Thursday, February 7, 2008

Mitt Romney: Pounding a Round Peg Into A Square Hole


HOWARD FINEMAN writes:
Here lieth the campaign of Mitt Romney, victim of the mistaken belief that the only way to succeed in national Republican politics was to turn yourself into something you are not. Or maybe the campaign revealed what his closest friends never imaged him to be. They thought he was a decent classy guy. But maybe he really is a soulless throat-cutter who would do and say anything to win.

I'll give him the benefit of the doubt and say that he was a good fellow who didn't know enough about national politics and listened to people who gave him bad, cynical advice.

Sen.
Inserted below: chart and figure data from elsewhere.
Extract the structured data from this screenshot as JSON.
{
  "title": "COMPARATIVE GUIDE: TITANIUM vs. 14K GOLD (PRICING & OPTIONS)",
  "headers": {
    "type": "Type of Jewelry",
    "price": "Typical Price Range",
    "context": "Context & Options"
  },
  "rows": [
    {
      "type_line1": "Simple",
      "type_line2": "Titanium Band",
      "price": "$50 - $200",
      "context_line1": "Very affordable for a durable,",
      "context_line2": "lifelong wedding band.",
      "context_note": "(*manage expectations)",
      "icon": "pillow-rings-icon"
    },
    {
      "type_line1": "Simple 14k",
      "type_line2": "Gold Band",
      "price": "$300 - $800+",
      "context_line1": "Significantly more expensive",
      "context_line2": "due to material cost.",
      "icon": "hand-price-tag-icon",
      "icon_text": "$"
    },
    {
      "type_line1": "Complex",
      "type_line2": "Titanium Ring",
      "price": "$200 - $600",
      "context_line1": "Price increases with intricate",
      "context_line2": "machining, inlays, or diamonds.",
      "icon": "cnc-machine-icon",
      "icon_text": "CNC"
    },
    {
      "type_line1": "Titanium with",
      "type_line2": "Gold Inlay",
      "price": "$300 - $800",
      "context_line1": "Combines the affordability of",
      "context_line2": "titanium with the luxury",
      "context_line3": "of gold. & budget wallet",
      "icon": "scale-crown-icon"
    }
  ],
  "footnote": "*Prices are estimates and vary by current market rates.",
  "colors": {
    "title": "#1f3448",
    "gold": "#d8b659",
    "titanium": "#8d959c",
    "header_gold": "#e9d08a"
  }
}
John McCain was in a good position before; now it's hard to imagine that he won't wrap up the nomination in the next week or two. His lone remaining serious opponent, Mike Huckabee, has exceeded expectations, but expecting him to be able to unhorse McCain is perhaps expecting too much.
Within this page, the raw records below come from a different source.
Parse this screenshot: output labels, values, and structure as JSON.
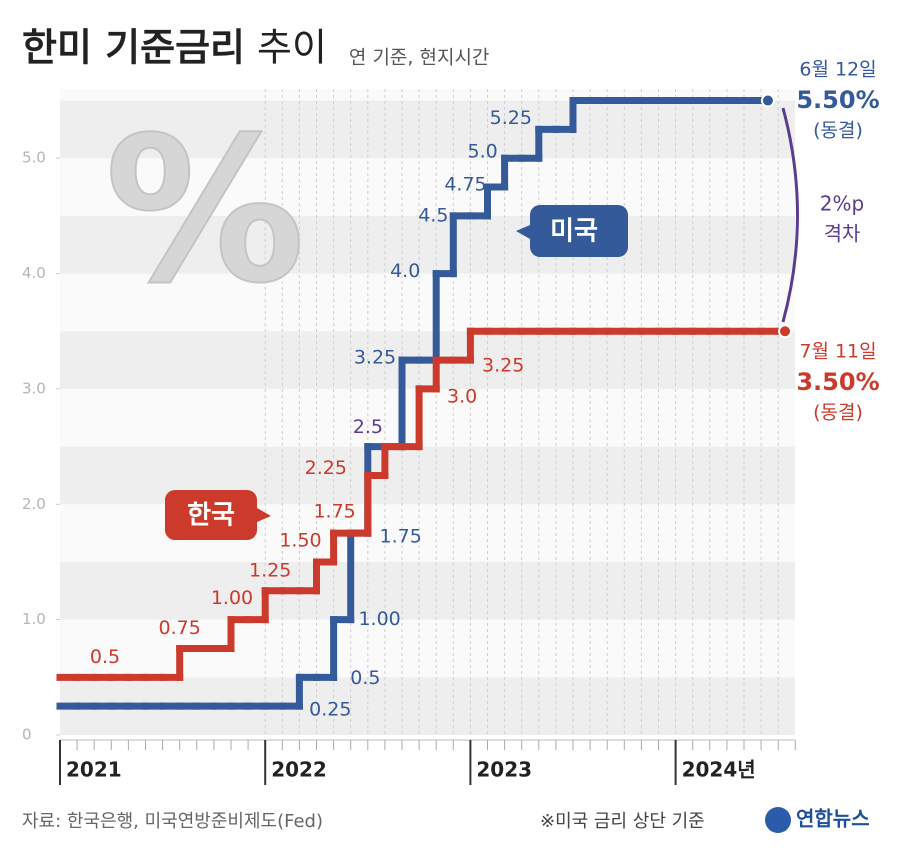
{
  "title": "한미 기준금리",
  "title_light": "추이",
  "subtitle": "연 기준, 현지시간",
  "decoration": "%",
  "chart_data": {
    "type": "step",
    "categories": [
      "2021",
      null,
      null,
      null,
      null,
      null,
      null,
      null,
      null,
      null,
      null,
      null,
      "2022",
      null,
      null,
      null,
      null,
      null,
      null,
      null,
      null,
      null,
      null,
      null,
      "2023",
      null,
      null,
      null,
      null,
      null,
      null,
      null,
      null,
      null,
      null,
      null,
      "2024년",
      null,
      null,
      null,
      null,
      null,
      null
    ],
    "series": [
      {
        "name": "미국",
        "color": "#355a9a",
        "values": [
          0.25,
          0.25,
          0.25,
          0.25,
          0.25,
          0.25,
          0.25,
          0.25,
          0.25,
          0.25,
          0.25,
          0.25,
          0.25,
          0.25,
          0.5,
          0.5,
          1,
          1.75,
          2.5,
          2.5,
          3.25,
          3.25,
          4,
          4.5,
          4.5,
          4.75,
          5,
          5,
          5.25,
          5.25,
          5.5,
          5.5,
          5.5,
          5.5,
          5.5,
          5.5,
          5.5,
          5.5,
          5.5,
          5.5,
          5.5,
          5.5,
          null
        ],
        "value_labels": [
          null,
          null,
          null,
          null,
          null,
          null,
          null,
          null,
          null,
          null,
          null,
          null,
          null,
          "0.25",
          "0.5",
          null,
          "1.00",
          "1.75",
          null,
          null,
          "3.25",
          null,
          "4.0",
          "4.5",
          null,
          "4.75",
          "5.0",
          null,
          "5.25",
          null,
          null,
          null,
          null,
          null,
          null,
          null,
          null,
          null,
          null,
          null,
          null,
          null,
          null
        ],
        "end_note": {
          "date": "6월 12일",
          "rate": "5.50%",
          "status": "(동결)"
        }
      },
      {
        "name": "한국",
        "color": "#cc3a2c",
        "values": [
          0.5,
          0.5,
          0.5,
          0.5,
          0.5,
          0.5,
          0.5,
          0.75,
          0.75,
          0.75,
          1,
          1,
          1.25,
          1.25,
          1.25,
          1.5,
          1.75,
          1.75,
          2.25,
          2.5,
          2.5,
          3,
          3.25,
          3.25,
          3.5,
          3.5,
          3.5,
          3.5,
          3.5,
          3.5,
          3.5,
          3.5,
          3.5,
          3.5,
          3.5,
          3.5,
          3.5,
          3.5,
          3.5,
          3.5,
          3.5,
          3.5,
          3.5
        ],
        "value_labels": [
          "0.5",
          null,
          null,
          null,
          null,
          null,
          null,
          "0.75",
          null,
          null,
          "1.00",
          null,
          "1.25",
          null,
          null,
          "1.50",
          "1.75",
          null,
          "2.25",
          "2.5",
          null,
          "3.0",
          "3.25",
          null,
          null,
          null,
          null,
          null,
          null,
          null,
          null,
          null,
          null,
          null,
          null,
          null,
          null,
          null,
          null,
          null,
          null,
          null,
          null
        ],
        "end_note": {
          "date": "7월 11일",
          "rate": "3.50%",
          "status": "(동결)"
        }
      }
    ],
    "ylim": [
      0,
      5.6
    ],
    "yticks": [
      0,
      {
        "value": 1,
        "label": "1.0"
      },
      {
        "value": 2,
        "label": "2.0"
      },
      {
        "value": 3,
        "label": "3.0"
      },
      {
        "value": 4,
        "label": "4.0"
      },
      {
        "value": 5,
        "label": "5.0"
      }
    ],
    "grid": true,
    "gap": {
      "value": "2%p",
      "label": "격차"
    }
  },
  "source": "자료: 한국은행, 미국연방준비제도(Fed)",
  "note": "※미국 금리 상단 기준",
  "logo": "연합뉴스"
}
I have covered a lot of presidential campaigns, and I can't think of one that so lost its way-so expensively-as that of the former governor of Massachusetts. A board room and business favorite, a man with a Midas managerial touch, he was widely admired and even beloved. But he was a Republican of an old moderate school-that of his own father-and, like George W. Bush, Romney the Younger decided that he had to jettison all that he was to become something that he was not.